Recht op zitting bij interne tuchtrechter

In deze zaak heeft de tuchtrechter van de KNVB een sanctie opgelegd aan een speler vanwege betrokkenheid bij een vechtpartij na een wedstrijd.  De speler had beroep ingesteld bij de Commissie van Beroep (CvB, ook een orgaan van de KNVB). Die wees het beroep af en liet de sanctie in stand, zonder de speler zelf te horen.
De rechter vernietigt de uitspraak van het CvB. De CvB had de speler zelf moeten horen tijdens een mondelinge behandeling. De uitspraak van het CvB was namelijk gebaseerd op getuigenverklaringen waartussen verschillen bestonden. De speler had daar ook op gewezen tijdens de procedure bij het CvB.
“Deze onduidelijkheid over de mate van betrokkenheid van [de speler] [door de verschillen tussen de verklaringen] toont het belang van een nieuwe mondelinge behandeling. Het ging immers om een forse sanctie, die tot een zorgvuldige heroverweging noopte en de CvB had de kennelijke onduidelijkheden kunnen ondervangen door alle betrokkenen zelf nog eens te horen. Reeds hierom had de CvB, de criteria van paragraaf 1.7 HTA hanterend, in redelijkheid niet kunnen besluiten dat een nieuwe mondelinge behandeling onnodig was, en zeker niet zonder dit besluit te motiveren. De CvB heeft in haar uitspraak weliswaar toegelicht dat “appellant in eerste aanleg is gehoord en de commissie zich overigens voldoende voorgelicht acht”, maar dat acht de rechtbank in de gegeven omstandigheden volstrekt ontoereikend. ” 

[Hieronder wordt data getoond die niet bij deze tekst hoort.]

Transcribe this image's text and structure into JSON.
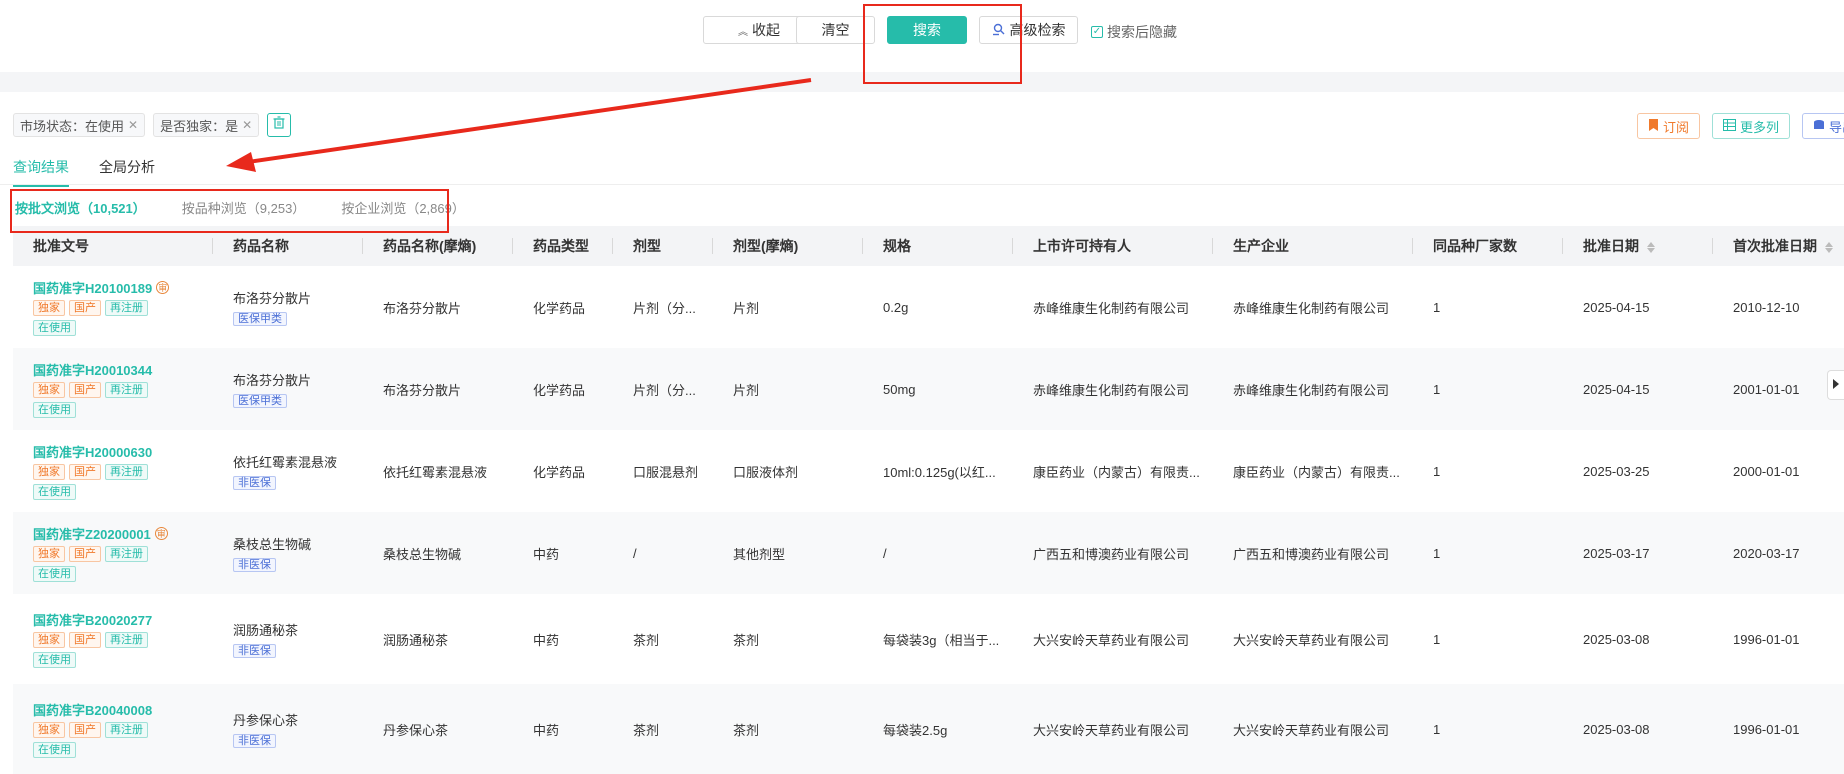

Het feit dat bij de KNVB de tuchtrechtelijke organen worden bemand door vrijwilligers, die op jaarbasis circa 30.000 tuchtrechtelijke zaken behandelen, maakt dat niet anders: het CvB had de speler moeten horen.

ECLI:NL:RBMNE:2018:1918

Vonnis van 25 april 2018

in de zaak van
[eiser] ,
tegen de vereniging KONINKLIJKE NEDERLANDSE VOETBALBOND,

Partijen zullen hierna [eiser] en KNVB genoemd worden.

1De procedure

1.1.

Het verloop van de procedure blijkt uit:
– het tussenvonnis van 2 augustus 2017,
– het proces-verbaal van comparitie, gehouden op 15 november 2017.
1.2.

Daarna is vonnis bepaald.
1.3.

De KNVB heeft schriftelijk opmerkingen gemaakt op het proces-verbaal van comparitie, dat buiten aanwezigheid van partijen is opgemaakt. Die opmerkingen zijn in het procesdossier gevoegd.

2De feiten

2.1.

[eiser] voetbalde in het seizoen 2016-2017 in het eerste elftal van [voetbalvereniging 1] . Op 25 september 2016 heeft dit elftal de competitiewedstrijd tegen het eerste elftal van [voetbalvereniging 2] gespeeld. Meer dan twee uur na de wedstrijd is op het sportcomplex van de thuisclub een vechtpartij uitgebroken, waarbij spelers en supporters van beide clubs waren betrokken, onder wie ook [eiser] .
2.2.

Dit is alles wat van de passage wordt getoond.